Bill C-17 includes many amendments affecting existing acts. It goes without saying that I cannot discuss all of them in the time allotted to me, but I want to mention the main ones.

If the bill goes through, peace officers will be allowed to release a person arrested with or without a warrant by imposing conditions such as to abstain from possessing a firearm, to report at the times specified in the undertaking to a peace officer or other person, and to abstain from consuming alcohol or other intoxicating substances. These conditions would be in addition to those which peace officers may already impose. This provision will make it possible to release more quickly people who normally had to be taken before a justice of the peace within 24 hours, but who often ended up spending the weekend in jail in areas where justices of the peace and Crown attorneys are not readily available on weekends.

This is a fair measure which will benefit people living in regions, including my riding of Berthier-Montcalm.

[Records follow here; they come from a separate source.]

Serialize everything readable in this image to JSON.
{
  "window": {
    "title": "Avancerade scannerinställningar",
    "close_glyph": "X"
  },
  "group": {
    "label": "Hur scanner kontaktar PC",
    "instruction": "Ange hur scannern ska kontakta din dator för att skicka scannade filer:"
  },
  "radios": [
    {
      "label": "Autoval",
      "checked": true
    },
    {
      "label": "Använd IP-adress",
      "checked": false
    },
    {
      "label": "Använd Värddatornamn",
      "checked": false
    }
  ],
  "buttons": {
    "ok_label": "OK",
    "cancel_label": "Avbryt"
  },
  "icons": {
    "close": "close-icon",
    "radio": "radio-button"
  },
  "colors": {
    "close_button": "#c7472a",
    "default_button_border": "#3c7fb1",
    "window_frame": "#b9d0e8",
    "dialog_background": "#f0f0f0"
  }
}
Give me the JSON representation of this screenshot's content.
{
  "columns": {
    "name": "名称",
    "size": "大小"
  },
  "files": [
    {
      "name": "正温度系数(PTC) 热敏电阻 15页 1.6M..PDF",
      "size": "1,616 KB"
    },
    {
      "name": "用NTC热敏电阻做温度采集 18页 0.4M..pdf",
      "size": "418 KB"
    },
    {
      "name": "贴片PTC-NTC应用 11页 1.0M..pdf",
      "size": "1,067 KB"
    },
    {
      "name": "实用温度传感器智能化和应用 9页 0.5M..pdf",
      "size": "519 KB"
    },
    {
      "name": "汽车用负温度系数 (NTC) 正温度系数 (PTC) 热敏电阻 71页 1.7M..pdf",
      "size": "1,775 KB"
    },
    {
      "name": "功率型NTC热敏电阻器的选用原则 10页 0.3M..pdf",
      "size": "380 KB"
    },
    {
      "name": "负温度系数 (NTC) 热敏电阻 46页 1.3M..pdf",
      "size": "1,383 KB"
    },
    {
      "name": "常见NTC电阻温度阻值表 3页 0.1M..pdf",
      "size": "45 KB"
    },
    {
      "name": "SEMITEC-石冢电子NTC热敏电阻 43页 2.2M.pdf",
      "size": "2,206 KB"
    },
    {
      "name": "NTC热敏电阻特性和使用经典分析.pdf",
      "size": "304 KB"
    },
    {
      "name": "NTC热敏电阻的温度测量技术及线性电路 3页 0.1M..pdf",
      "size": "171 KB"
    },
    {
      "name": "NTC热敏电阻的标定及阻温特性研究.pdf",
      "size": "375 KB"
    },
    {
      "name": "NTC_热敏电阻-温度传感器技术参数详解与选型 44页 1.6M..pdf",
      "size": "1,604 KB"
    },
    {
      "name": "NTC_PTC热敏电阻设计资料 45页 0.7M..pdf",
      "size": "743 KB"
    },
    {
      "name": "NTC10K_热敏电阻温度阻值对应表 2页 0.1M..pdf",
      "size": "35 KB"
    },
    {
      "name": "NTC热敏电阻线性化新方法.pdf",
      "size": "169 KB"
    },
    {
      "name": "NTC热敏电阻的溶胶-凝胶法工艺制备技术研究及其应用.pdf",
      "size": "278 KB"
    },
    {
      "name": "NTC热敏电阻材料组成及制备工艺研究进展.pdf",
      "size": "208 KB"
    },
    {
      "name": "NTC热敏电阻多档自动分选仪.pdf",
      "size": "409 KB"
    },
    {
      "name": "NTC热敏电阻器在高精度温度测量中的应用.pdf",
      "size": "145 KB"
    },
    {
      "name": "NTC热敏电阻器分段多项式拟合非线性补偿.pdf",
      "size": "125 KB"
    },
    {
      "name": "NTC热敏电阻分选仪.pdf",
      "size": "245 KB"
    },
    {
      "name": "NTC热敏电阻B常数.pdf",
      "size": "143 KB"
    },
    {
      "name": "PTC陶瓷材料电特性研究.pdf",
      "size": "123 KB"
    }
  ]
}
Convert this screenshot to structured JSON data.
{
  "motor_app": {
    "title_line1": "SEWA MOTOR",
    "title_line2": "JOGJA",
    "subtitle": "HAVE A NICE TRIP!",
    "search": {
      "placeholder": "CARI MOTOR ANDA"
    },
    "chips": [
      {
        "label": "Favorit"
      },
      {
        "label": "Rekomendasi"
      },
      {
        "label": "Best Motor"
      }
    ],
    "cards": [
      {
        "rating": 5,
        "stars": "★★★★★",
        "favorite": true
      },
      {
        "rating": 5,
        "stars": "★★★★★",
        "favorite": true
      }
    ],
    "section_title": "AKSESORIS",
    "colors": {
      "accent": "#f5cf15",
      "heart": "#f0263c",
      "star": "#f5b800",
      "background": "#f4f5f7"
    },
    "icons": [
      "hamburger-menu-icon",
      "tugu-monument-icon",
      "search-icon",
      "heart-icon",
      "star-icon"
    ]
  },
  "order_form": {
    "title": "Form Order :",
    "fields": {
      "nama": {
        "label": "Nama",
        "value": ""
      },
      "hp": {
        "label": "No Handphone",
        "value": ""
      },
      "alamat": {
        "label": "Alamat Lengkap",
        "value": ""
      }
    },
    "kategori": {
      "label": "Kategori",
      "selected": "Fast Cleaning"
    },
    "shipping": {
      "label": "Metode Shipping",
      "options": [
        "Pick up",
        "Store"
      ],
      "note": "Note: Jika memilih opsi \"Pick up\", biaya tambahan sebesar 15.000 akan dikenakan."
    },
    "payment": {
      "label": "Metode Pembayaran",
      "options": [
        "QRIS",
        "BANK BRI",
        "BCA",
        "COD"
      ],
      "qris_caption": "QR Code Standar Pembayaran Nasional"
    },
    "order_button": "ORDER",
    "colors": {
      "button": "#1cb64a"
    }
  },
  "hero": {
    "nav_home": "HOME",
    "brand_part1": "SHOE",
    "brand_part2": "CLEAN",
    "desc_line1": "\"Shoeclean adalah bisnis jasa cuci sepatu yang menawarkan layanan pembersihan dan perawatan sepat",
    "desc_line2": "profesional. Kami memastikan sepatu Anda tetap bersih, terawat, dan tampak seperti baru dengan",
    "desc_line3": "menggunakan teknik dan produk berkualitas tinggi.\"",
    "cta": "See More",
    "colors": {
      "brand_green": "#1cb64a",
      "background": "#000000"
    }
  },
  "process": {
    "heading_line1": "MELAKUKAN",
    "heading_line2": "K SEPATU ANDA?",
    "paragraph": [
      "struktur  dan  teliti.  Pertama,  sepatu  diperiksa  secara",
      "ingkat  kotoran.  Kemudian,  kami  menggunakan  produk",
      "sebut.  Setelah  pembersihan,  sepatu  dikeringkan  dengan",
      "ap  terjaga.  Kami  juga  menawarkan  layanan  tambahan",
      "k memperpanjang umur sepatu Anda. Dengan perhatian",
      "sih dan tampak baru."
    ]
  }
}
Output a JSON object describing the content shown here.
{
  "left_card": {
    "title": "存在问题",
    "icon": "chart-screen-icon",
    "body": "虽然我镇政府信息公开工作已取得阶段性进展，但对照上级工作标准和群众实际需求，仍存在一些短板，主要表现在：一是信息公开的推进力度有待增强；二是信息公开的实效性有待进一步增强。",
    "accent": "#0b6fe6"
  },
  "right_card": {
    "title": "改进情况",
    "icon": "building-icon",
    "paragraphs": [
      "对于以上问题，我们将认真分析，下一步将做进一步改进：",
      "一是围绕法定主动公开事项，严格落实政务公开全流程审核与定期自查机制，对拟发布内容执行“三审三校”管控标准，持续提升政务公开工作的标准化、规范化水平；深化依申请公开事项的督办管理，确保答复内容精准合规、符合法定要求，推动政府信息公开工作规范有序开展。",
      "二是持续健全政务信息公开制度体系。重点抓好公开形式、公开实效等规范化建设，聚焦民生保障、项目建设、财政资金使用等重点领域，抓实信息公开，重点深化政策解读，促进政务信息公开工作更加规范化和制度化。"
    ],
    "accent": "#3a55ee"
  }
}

I was a lawyer before becoming a member of Parliament and I know that people in regions are sometimes penalized in that regard. Bill C-17 will improve the situation regarding weekend court appearances in the regions.

These increased powers for peace officers should almost eliminate the need for justices of the peace and Crown attorneys to hold court appearances on weekends for the release of people, when imposing usual conditions would ensure adequate protection of the public.

This will be greatly appreciated by the justiciable, but also by taxpayers since, in the end, they are the ones paying for the costs related to the legal system.

Another good amendment included in the bill would allow an expert to testify by submitting a report, along with an affidavit or a solemn declaration. This exception to the rule prohibiting written testimonies will certainly be welcomed by expert witnesses, who have a busy schedule and who may even have to testify in two different places at the same time.

It will also be welcomed by taxpayers, given that an expert witness if often asked to testify at a certain place and time and that, for some reasons, the trial is postponed. The expert witness then has to come back again, thus increasing costs. Thanks to this amendment, experts will be allowed to submit their report, along with an affidavit, thus saving time and money.

The bill also includes a provision that will please an accused who fails to appear at the time and place stated in a notice for the purposes of the Identification of Criminals Act. From now on, a justice will be allowed to issue a warrant indicating a period during which proceedings are suspended, to allow the accused to voluntarily appear before a judge, thus avoiding arrest and detention until his or her appearance before a justice of the peace.

This procedure should also apply when an accused fails to appear before the court at any stage of the proceedings. Courts currently take the warrant under advisement when the absence of an accused seems justifiable or the situation could easily be corrected. But the legality of this measure of suspending an order is debatable and has the disadvantage that only the judge who ordered the suspension may take the final decision.

Therefore, you can see that on the whole the official opposition supports Bill C-17 now before us. But we have some concerns about a few minor points. I think that in this bill the government has shown itself to be open minded, that it has listened to those who said the Criminal Code should be modernized.

Since we have gone this far, we could perhaps clarify the points raised in order to prevent too broad an interpretation of the wording used, among other things, so that accused cannot take their case to higher courts, and even all the way to the Supreme Court, claiming Charter violations, as I mentioned earlier. For all these reasons, the official opposition will support the bill at this stage.